Dans le premier scénario, la transition est ordonnée. Les Européens augmentent progressivement leurs dépenses de défense, bâtissent une capacité militaire crédible et assument une part accrue du « fardeau » de la sécurité du continent en contrepartie d’États-Unis et de leur arme atomique demeurés présents, mais l’Alliance deviendrait plus équilibrée, elle serait une OTAN toujours transatlantique, mais dont le bras européen se serait bien musclé.

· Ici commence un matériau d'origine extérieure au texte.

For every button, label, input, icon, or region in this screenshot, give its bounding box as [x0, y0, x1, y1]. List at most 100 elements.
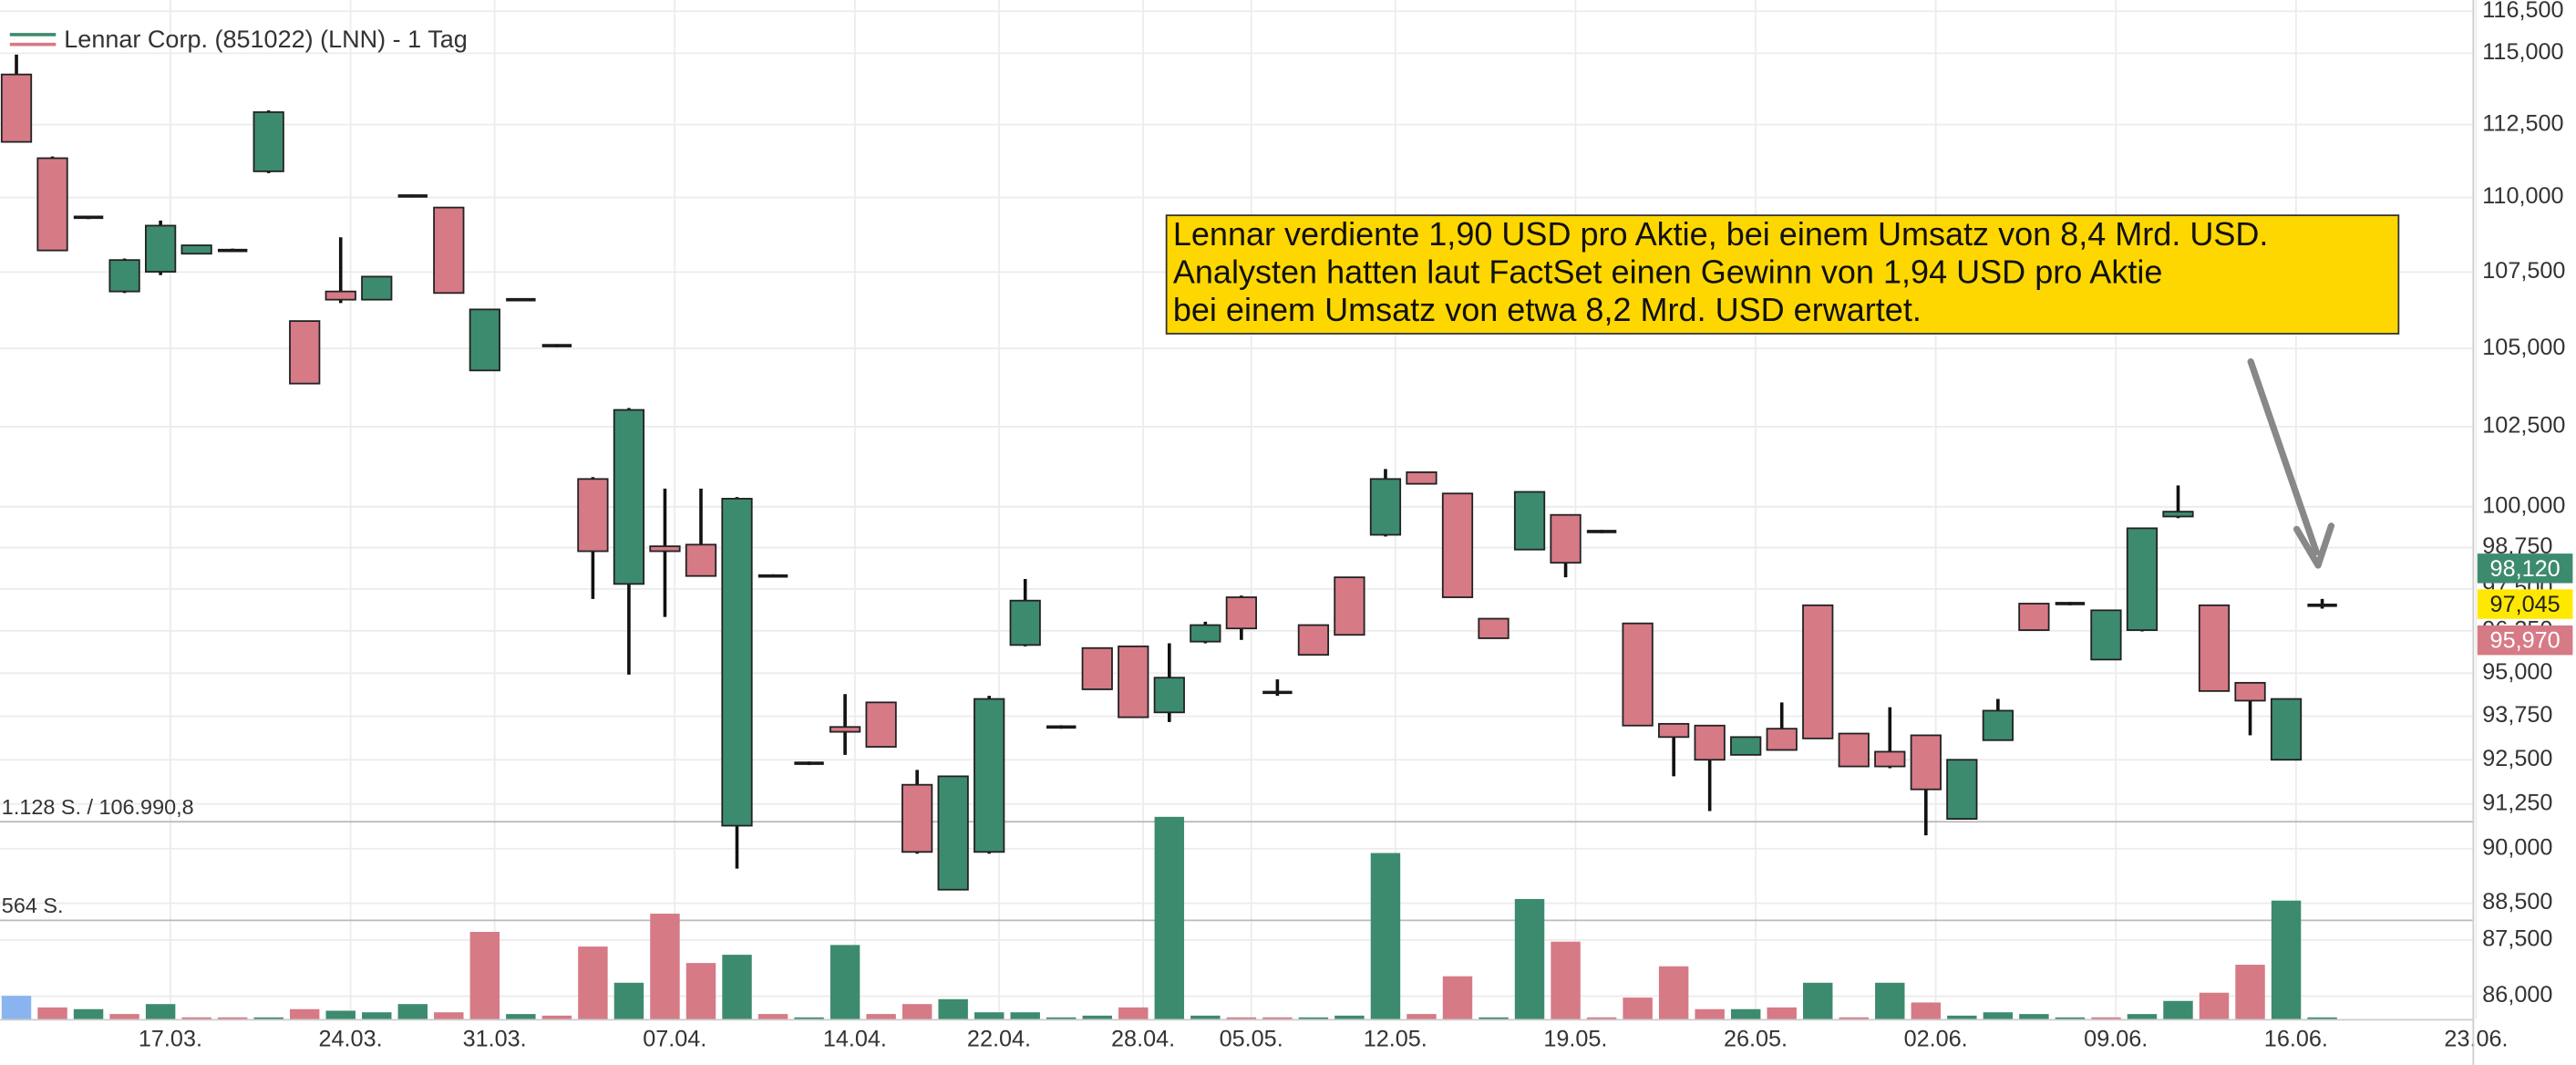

Le deuxième scénario est celui d’un retrait chaotique. Sous la pression d’une crise budgétaire, d’un choc politique interne ou d’une urgence stratégique ailleurs, Washington rabougrirait brutalement sa présence en Europe, sans concertation sérieuse. Les bases fermeraient, les forces se retireraient, les priorités changeraient. Les Européens n’auraient alors d’autre choix que d’accélérer en catastrophe leur autonomie, sur fond de tensions politiques, d’incertitudes doctrinales et de vulnérabilités accrues face à la Russie ou à d’éventuels chocs au Moyen-Orient.
Le troisième scénario, celui du MAGA doctrinalement appliqué, plus radical, serait une administration américaine clairement déterminée à quitter l’Europe, quels que seraient nos efforts. Ce ne serait plus une adaptation pragmatique, mais le choix du principe de recentrement sur l’Amérique elle-même, la remise en cause d’anciens réflexes de solidarité, voire la redéfinition du champ de l’OTAN. Sans être ouvertement hostile, l’Amérique considérerait que la sécurité européenne ne relèverait plus de ses intérêts vitaux.
Enfin, le quatrième scénario, le plus noir mais sans doute le moins probable, est celui d’États-Unis franchement hostiles à nous. Aux différends commerciaux, technologiques ou climatiques s’ajouteraient des désaccords profonds sur les valeurs démocratiques, des « deals » ponctuels, tactiques, avec Moscou sur des dossiers cruciaux comme l’Ukraine, et une remise en cause assumée du cadre multilatéral qui structure la famille occidentale depuis 1949. Ce scénario serait celui d’une crise majeure, mortelle sans doute, de l’Alliance.